Collin College Prof Fired over Speech Lands at SMU

Historians in the News
tags: Texas, academic freedom, Collin College

After more than a year of controversy over allegations of free speech violations between Phillips and college administrators, Phillips said he was fired by the school in May. His contract was not renewed, despite years of student and peer approval, ongoing scholarship, and honors earned from other historians.

For fourteen years, Michael Phillips taught American history at Collin College, focusing on the years after the Civil War. He’s considered an expert on Southwestern history and the history of racism. His 2006 book, White Metropolis: Race, Ethnicity and Religion in Dallas, 1841-2001, is used in various college history classes.

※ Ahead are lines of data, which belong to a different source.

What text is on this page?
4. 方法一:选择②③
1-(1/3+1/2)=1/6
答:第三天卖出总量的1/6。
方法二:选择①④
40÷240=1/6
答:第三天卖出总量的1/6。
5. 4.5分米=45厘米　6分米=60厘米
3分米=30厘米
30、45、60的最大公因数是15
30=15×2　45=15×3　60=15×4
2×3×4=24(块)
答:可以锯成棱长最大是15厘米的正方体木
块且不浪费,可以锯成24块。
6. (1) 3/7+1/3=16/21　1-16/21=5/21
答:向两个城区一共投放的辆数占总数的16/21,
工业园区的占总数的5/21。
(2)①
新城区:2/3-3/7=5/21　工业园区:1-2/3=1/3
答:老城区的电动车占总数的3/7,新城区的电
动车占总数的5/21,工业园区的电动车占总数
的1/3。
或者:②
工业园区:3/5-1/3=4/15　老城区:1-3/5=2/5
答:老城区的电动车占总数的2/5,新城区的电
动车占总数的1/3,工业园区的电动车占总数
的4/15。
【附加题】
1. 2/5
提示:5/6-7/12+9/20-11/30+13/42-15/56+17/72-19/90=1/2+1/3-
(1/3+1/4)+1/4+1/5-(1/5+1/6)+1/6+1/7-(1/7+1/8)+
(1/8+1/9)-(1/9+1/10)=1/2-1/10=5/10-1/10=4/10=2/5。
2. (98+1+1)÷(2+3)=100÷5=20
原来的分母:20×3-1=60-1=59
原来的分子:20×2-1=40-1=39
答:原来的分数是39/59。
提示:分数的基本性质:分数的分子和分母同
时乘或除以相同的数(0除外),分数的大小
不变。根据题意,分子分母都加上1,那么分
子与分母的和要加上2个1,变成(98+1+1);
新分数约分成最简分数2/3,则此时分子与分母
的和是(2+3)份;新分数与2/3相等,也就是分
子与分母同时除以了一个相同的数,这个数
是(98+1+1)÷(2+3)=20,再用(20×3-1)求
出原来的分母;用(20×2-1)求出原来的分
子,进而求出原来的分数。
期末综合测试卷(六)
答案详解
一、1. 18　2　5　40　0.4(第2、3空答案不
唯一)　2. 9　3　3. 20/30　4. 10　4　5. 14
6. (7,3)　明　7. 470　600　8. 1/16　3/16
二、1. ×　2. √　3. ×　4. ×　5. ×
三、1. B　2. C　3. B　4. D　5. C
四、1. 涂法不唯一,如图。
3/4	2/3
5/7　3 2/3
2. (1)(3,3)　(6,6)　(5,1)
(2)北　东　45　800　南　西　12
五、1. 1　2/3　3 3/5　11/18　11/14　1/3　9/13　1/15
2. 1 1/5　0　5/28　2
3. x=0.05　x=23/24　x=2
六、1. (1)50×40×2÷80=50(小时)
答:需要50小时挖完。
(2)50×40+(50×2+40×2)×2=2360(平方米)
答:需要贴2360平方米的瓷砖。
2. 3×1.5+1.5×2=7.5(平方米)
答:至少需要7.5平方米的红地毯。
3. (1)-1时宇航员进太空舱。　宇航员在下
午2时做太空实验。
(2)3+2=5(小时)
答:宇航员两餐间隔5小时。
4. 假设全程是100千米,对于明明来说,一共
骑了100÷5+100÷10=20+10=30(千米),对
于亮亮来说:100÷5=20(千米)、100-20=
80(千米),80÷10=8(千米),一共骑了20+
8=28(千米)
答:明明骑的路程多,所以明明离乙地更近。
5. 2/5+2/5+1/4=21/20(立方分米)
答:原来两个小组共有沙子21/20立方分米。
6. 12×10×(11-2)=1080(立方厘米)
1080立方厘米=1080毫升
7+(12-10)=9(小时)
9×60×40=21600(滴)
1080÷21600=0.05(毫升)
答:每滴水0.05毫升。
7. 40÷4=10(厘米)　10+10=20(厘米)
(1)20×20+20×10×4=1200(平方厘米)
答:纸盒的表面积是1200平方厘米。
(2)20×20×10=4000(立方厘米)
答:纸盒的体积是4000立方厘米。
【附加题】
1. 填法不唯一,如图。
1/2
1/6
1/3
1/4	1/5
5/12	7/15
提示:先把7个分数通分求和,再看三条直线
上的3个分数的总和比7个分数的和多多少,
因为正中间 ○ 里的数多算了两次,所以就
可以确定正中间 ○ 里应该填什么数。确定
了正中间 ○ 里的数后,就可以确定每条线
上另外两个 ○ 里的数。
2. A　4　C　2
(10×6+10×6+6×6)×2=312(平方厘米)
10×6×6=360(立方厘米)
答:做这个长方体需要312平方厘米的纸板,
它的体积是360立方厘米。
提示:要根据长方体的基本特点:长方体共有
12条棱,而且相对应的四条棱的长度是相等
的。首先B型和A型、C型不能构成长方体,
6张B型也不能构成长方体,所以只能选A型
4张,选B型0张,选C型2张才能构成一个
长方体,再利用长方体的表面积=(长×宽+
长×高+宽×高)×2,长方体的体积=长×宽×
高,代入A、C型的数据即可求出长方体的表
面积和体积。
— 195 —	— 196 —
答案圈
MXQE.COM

Phillips expresses his left-leaning views publicly on social media and says that's his right under the First Amendment. His views do not represent those of Collin College and he’s never said otherwise.

But the school has taken offense over some of Phillips’s public comments.

-The professor co-authored a letter to the Dallas Morning News advocating the removal of Confederate monuments. He signed the letter with his name, title, and college. The school worried he was representing the college and would make them look bad.

- Administrators objected again when he was quoted in a Washington Post article about the Texas gunman who drove to El Paso and killed 23 people at a Walmart in a largely Hispanic community. The shooting was labeled a hate crime. The student had attended Collin College. Phillips was quoted as an expert on racism.

- Phillips further antagonized his employer when he joined others demanding stricter safety measures in the height of the pandemic. Neil Matkin, the president of the Collin College system, at the time downplayed the severity of Covid-19. The college reopened to in-person learning sooner than many.